Anyhow, I do indeed understand the frustration behind it. The good thing is that there ARE people who can and do identify with your situation (case in point, all the awesome peeps here at Susan's!! ;D ) But that guy, while his answer sounds overly practiced probably IS at least making an attempt to try and understand (or maybe he/she is in the closet!)

In the end, there will always be days when we are more sensitive to this stuff than other days. I came out to a friend who I THOUGHT would get it more than she di. It took her several days to get over what she thought of as me lying to her for 2 years; and I came out to my Dad who I though would take it hard, yet he was really cool about it.

My biggest piece of advice is to take it as positivey as you can, if he says he understands, you likely have an ally and a sympathetic ear (within reason), and those who THINK they understand (Like my example above) are at least trying! (Sometimes they can get VERY trying, but that's life.) Roll with it and if you can't let it roll of like water off a duck.

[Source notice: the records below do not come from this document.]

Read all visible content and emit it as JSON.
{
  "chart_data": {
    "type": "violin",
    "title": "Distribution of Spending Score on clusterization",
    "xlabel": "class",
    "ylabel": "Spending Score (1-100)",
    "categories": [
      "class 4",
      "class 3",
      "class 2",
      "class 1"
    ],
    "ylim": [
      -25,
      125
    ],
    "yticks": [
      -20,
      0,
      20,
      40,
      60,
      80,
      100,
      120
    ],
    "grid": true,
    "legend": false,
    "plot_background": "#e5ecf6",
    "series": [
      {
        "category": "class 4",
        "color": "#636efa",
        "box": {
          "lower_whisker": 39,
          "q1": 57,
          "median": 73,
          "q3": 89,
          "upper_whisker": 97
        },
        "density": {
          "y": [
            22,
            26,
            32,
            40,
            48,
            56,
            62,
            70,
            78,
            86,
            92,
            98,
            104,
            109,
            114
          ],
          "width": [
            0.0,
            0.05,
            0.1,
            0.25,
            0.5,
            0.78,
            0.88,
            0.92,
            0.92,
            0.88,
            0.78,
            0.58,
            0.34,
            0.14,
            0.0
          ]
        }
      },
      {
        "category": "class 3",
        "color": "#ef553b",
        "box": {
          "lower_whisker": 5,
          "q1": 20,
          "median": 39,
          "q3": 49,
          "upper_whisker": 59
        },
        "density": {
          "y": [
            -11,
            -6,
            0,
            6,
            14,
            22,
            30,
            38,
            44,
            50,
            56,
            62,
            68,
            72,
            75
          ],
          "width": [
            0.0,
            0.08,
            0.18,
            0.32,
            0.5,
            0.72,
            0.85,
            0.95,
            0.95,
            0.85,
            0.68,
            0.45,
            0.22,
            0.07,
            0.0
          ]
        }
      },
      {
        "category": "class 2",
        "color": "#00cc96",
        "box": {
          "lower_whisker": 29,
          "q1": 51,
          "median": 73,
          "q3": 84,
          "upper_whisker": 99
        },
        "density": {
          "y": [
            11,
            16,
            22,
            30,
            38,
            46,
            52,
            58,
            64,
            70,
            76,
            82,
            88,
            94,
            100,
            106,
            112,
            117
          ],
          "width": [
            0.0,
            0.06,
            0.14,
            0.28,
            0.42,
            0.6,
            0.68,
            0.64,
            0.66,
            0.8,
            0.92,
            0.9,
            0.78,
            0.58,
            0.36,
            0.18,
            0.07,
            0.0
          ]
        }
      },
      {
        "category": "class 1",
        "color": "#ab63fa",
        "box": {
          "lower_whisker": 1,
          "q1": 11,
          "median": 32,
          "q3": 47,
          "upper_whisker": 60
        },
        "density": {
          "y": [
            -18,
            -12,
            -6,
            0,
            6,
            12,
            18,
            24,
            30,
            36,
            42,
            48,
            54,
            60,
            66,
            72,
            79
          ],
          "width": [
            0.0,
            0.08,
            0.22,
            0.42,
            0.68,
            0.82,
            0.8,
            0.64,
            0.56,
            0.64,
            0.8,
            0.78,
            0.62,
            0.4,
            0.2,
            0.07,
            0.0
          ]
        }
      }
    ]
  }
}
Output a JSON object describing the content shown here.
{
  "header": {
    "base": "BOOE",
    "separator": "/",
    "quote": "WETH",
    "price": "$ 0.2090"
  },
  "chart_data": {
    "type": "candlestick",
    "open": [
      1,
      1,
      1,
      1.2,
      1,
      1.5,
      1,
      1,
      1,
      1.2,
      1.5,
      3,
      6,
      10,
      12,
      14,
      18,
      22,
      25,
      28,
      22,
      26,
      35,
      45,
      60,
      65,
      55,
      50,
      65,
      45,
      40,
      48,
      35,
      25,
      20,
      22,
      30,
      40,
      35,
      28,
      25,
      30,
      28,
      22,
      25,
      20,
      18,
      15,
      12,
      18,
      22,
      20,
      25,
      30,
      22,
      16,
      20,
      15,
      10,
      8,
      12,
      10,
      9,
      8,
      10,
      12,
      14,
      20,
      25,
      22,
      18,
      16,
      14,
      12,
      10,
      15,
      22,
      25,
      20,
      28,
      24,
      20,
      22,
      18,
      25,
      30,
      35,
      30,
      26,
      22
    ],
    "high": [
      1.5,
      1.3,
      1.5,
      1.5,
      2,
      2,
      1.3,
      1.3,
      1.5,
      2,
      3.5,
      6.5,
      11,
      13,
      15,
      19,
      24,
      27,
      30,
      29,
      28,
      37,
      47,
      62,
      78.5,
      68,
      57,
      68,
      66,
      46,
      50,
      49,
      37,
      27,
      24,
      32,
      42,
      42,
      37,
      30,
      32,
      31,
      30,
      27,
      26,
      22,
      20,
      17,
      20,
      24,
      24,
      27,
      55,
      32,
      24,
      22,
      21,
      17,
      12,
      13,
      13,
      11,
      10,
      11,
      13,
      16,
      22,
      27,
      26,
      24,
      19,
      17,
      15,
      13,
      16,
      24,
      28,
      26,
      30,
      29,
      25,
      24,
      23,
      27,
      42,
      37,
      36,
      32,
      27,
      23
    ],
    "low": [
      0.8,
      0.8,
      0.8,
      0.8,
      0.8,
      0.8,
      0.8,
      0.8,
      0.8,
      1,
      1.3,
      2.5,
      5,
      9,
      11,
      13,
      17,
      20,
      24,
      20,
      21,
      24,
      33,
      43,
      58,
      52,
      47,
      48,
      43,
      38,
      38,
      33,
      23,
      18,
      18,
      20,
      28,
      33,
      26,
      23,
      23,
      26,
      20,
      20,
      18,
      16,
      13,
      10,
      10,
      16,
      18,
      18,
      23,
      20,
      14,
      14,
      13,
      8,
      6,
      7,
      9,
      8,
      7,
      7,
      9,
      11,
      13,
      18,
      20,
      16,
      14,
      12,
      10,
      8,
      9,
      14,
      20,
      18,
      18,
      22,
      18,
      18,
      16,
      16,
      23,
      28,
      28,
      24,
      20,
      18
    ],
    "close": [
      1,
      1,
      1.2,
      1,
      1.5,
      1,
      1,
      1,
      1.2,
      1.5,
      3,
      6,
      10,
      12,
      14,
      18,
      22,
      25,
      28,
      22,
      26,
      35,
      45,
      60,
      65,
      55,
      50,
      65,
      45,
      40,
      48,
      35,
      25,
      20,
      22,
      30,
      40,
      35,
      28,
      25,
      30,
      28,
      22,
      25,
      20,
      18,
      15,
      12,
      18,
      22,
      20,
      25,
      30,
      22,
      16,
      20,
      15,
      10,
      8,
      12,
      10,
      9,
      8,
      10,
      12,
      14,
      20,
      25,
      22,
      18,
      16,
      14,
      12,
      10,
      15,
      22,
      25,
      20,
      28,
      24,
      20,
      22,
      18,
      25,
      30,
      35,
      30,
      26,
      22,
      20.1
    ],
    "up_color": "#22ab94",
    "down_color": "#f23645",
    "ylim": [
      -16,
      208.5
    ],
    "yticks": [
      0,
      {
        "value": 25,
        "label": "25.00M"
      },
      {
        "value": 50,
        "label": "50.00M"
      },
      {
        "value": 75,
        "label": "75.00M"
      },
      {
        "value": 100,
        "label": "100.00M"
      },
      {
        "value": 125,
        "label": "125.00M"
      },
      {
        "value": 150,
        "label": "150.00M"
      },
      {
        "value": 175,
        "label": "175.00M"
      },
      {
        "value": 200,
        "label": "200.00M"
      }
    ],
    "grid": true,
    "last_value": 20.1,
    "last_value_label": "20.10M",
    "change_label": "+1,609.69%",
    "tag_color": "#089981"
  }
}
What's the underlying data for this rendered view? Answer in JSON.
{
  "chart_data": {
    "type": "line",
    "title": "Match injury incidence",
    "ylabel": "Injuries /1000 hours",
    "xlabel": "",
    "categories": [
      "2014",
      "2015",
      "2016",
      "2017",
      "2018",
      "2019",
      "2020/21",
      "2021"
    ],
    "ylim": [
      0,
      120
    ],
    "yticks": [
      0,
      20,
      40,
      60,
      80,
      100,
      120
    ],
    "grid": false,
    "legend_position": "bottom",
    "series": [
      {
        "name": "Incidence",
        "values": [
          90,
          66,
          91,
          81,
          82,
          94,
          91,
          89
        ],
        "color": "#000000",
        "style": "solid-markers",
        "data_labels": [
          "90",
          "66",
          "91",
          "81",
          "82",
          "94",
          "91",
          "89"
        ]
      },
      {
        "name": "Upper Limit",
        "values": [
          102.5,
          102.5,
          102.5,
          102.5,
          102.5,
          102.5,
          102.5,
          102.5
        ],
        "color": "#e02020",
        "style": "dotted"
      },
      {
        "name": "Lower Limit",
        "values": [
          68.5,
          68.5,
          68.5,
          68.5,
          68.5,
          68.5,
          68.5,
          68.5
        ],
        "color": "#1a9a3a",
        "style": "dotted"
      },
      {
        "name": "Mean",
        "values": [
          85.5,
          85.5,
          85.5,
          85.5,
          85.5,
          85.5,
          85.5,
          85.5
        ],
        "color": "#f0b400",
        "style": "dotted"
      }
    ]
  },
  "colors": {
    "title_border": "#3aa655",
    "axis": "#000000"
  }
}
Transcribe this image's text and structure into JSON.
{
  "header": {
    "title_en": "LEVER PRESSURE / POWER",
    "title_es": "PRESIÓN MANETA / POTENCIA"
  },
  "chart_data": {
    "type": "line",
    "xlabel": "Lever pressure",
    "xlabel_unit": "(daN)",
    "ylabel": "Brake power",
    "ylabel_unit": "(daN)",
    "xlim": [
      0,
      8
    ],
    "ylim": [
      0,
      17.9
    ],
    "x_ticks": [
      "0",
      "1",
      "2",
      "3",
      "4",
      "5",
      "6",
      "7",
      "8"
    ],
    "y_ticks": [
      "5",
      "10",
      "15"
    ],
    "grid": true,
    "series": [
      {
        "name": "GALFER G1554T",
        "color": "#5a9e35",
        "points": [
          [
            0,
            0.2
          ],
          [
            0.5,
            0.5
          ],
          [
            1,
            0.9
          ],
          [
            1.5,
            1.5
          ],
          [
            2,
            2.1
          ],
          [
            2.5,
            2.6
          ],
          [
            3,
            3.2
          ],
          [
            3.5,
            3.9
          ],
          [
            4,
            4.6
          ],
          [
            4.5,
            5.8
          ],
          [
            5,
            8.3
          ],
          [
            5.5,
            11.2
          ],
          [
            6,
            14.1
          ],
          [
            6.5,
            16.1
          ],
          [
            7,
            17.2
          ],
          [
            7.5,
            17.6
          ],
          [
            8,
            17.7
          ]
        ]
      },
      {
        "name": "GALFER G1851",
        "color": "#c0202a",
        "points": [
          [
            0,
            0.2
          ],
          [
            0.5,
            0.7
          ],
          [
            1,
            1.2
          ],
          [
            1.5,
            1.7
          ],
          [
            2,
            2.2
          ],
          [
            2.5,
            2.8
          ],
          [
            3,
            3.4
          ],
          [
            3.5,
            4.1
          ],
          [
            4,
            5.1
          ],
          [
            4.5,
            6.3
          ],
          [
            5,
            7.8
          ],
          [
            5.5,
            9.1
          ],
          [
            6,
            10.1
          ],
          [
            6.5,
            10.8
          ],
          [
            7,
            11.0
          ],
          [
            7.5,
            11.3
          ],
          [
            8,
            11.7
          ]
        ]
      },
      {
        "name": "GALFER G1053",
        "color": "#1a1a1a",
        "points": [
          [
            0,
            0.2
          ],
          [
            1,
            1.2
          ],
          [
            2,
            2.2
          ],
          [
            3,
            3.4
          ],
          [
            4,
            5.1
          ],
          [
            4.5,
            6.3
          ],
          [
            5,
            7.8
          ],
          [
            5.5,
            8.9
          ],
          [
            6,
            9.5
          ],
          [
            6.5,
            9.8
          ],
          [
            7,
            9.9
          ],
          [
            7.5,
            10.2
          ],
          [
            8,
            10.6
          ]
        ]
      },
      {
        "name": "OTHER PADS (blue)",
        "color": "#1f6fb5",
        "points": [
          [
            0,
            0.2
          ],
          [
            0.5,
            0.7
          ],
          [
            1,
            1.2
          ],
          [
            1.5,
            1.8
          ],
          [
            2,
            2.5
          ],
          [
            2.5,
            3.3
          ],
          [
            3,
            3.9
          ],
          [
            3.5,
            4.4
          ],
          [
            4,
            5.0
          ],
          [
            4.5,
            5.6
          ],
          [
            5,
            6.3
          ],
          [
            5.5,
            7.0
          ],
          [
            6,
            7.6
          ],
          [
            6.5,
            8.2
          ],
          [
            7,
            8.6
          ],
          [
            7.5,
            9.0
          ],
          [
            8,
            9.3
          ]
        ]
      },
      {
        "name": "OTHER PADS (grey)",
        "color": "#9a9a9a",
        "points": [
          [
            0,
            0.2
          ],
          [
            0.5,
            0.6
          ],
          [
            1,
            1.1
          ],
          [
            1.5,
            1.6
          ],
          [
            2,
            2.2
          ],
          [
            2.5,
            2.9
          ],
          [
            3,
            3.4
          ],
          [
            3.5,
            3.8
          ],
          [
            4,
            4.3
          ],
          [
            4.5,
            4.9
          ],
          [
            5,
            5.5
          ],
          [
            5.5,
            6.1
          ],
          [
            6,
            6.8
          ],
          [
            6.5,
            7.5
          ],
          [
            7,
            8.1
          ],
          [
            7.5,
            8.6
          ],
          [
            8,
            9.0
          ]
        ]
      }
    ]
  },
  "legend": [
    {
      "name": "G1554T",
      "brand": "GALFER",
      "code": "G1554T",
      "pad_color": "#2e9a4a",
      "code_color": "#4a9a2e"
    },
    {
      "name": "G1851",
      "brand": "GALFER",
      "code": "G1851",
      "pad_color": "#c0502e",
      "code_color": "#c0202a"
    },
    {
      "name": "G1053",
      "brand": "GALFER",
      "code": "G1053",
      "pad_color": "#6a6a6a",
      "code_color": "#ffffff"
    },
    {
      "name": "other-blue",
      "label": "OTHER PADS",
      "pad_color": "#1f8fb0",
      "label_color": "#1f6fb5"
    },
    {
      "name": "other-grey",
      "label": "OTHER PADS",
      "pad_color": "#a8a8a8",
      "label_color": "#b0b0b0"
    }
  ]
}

Here's hoping you have less dysphoria days in the future, they can be rough. :)
Title: Re: Felt insulted being told they get it.
Post by: CaptFido87 on January 17, 2015, 12:13:35 AM
Hmmm. This is a tough case to crack. It sounds to me like he's just trying to lend an ear to listen to. I don't he's trying to be a jerk about it, it just might be the way he presents it. I can say I have always been in this role, even before the trans thoughts kicked in. I have always felt like its my job or role to be there for people. When I was little I wanted to be a psychologist. It just felt like the right thing for me. So with you getting all dysphoric out loud so to say, maybe he just wants to try and help. He may not necessarily understand what's on your mind, he just knows that something is bothering you.

I would watch him at work and check out what he does and say to others. If he says the same kind of things to everyone, maybe he is legitimate and and a friendly hand. If he doesn't act this way around others,  than you may have a concern.

Just stay strong and hope he's a friend.
Title: Re: Felt insulted being told they get it.
Post by: lilredneckgirl on January 17, 2015, 05:24:11 PM
Yep  yep  yep,  "  i  understand".    So  depending  on  you,  go  on  and  lay  it  on him,  gentley  if  you  feel  the  need,  or  no  holds  barred,  blow  him  out  of  the  water. 
  After  14  or  15  years  of  hearing  that,  I  just  lay  it  out  there.  then,  you  either  get  it,  or  you  dont. 
Title: Re: Felt insulted being told they get it.
Post by: Ms Grace on January 17, 2015, 05:58:40 PM
Quote from: Larisa1983 on January 16, 2015, 08:58:49 AM
I was like "You dont know how I feel. Did you struggle with the boys on the playground making friends and go over hang with girls where you were more accepted and could relate? So dont tell me you understand as you couldnt." Hes a jerk but I hate when people try to say they get it about something they havent dealt with. he may get fired soon anyways I heard but it never ends. My dysphoria has been up lately bad to.

The whole time Im thinking inside that the only people who get it are trans people. It sucks my situation.

I worked with a trans woman for a year and never realised it, she was presenting as male. Male clothes, male voice, male name, beard... couldn't have presented more male if she had tried. I had no clue and she probably had no clue about me either. We never discussed gender issues or politics. I didn't find out until a few years after she left my work place and transitioned to her female persona.

My point is, maybe that "guy" was trans. Or, as other people pointed out, even cis guys hate the gender roles society expect of them.